By the end of the week, my proposal for a new strategy for one of our larger accounts was in her inbox. She thanked me for stepping up and told me she would give the proposal full consideration. Talk around the office told me that others had proposed ideas as well. I encouraged all of the others, confident that my idea would be put into practice soon. It had been developed based on my many years’ experience in the agency.
The next week’s meeting was an eye opener. Leah, a former intern who I had supervised last year who had just officially joined the company, was praised for her innovative approach to marketing the same account I had addressed, and a new plan was being formed. I was to co-chair a task group with her, combining my experience and her innovation to help develop the new campaign.
I have always prided myself as being a friendly, helpful person in the workplace, and I felt I had been a good supervisor to Leah. That day, I was not that person. I begged off on starting right away by pleading the need to complete other work with a deadline, and told her I would check if I could fit her in tomorrow but it might not work. The disappointment on her face was clear, but I could not handle working on this project right then.
I was upset that Ms. Safier had chosen a new intern’s ideas over mine and then made me work on it. I knew it seemed petty, but it was still true. I felt like there were only two ways to look at the situation: either Ms. Safier had picked the wrong idea and I had a boss who wasn’t good at her job, or she had picked the right one, and I wasn’t good enough at mine. After twenty years of hard work, I hoped I knew what I was doing, so I was leaning toward the first one, but I worried about the second. Was I washed up? Was it worth trying anymore, either way?

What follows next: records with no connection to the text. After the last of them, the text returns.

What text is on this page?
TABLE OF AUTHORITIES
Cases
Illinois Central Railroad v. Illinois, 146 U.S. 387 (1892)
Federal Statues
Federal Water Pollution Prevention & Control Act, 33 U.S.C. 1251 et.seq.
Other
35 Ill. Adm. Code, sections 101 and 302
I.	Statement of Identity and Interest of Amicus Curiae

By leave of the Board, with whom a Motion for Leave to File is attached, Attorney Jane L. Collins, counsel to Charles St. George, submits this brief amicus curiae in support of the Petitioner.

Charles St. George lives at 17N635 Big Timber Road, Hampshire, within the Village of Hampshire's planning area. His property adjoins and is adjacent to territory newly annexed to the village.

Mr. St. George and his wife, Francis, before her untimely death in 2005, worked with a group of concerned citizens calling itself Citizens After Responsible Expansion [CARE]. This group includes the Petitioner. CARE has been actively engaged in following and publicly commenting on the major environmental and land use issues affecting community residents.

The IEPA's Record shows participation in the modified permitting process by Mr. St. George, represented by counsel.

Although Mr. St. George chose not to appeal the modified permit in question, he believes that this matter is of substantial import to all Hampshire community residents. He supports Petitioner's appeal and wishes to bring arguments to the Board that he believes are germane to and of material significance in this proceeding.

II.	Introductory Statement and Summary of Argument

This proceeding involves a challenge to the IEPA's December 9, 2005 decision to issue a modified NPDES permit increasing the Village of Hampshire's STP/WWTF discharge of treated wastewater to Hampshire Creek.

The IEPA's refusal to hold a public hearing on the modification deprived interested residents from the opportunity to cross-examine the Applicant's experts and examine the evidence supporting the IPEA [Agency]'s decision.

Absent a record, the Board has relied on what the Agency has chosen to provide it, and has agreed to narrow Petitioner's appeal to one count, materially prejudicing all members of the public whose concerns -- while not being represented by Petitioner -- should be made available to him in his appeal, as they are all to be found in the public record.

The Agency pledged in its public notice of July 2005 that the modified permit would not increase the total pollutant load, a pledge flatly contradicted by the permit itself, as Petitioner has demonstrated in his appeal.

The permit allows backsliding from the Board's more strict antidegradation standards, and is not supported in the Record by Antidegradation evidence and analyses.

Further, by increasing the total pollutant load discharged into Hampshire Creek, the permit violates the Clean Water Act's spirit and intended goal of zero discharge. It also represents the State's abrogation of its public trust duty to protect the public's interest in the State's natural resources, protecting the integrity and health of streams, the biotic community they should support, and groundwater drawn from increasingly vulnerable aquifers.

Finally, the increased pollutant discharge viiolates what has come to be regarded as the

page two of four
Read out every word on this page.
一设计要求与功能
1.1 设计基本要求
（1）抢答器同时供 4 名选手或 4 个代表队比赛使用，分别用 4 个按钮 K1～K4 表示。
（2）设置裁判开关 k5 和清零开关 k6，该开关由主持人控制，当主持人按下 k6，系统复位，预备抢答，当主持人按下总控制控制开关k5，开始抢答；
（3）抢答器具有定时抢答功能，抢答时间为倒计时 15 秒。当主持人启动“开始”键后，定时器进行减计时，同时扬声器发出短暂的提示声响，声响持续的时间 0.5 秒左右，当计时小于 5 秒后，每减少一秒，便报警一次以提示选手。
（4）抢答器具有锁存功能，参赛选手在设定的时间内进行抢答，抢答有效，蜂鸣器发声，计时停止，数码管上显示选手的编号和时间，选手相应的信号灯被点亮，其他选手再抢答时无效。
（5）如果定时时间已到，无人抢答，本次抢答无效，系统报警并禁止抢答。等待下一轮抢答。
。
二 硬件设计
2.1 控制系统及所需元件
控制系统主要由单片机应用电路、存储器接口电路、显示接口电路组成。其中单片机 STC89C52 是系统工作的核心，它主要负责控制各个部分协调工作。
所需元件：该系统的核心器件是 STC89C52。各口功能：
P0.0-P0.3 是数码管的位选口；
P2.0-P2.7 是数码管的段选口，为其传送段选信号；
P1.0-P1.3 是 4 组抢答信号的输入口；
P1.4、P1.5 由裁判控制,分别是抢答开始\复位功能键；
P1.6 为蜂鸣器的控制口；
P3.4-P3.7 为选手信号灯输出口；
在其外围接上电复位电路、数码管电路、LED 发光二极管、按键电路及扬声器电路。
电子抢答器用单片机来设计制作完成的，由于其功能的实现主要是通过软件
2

My work on the project was not my best, nor was my conduct as a person. It didn’t feel right, but I seemed to be stuck in it, until the new boss called me into her office one afternoon.
“I heard such wonderful things about your guidance and leadership,” she said. “Leah’s got great inspiration and creativity, but she needs help on the technical, nuts and bolts planning and roll-out side and I hoped you’d get inspired by her idea and guide the project’s structure. Is she not listening to you on that? Because I’m not seeing it.”
Ms. Safier looked at me straight on, and I knew that she knew I was slacking. My pride was keeping me from fulfilling my responsibilities to my company and client and from seeing good ideas in others. Didn’t I owe them, myself and HaShem better? Was this a one-time thing, or was it how I lived my life in general? Did I give my kids’ perspectives as much weight as I gave my own? Was I that mother or mother-in-law who always had to be right? Did I accept when someone pointed out a possible improvement or did I pull back from them?
A week later, I determined that I wasn’t horrible but I had a lot to learn. I’ve been working on being positive about the work project, and have begun to learn from some very astute aspects of Layala’s ideas. I’ve also been trying to remember to listen to others more and let in possibilities other than my instincts, especially from people who I think would know less than I do. It’s really hard, but I’m pushing forward. I don’t need to always be seen as the most knowledgeable; if HaShem’s happy with me, I’m all set. He put me in this world and in these specific settings to see the best in all His creations, and to grow.
Discussion Question Options:
In what ways are typical, everyday people prone to be arrogant?
How is overconfidence related to insecurity? How does it damage us and others?
What do we need to develop in order to see in ourselves potential for growth instead of weakness? How can we see others’ strengths as a way to help us grow instead of a threat?
Stretch of the Week:
Accept feedback or new ideas from another person as an opportunity to grow instead of viewing it as unwanted criticism.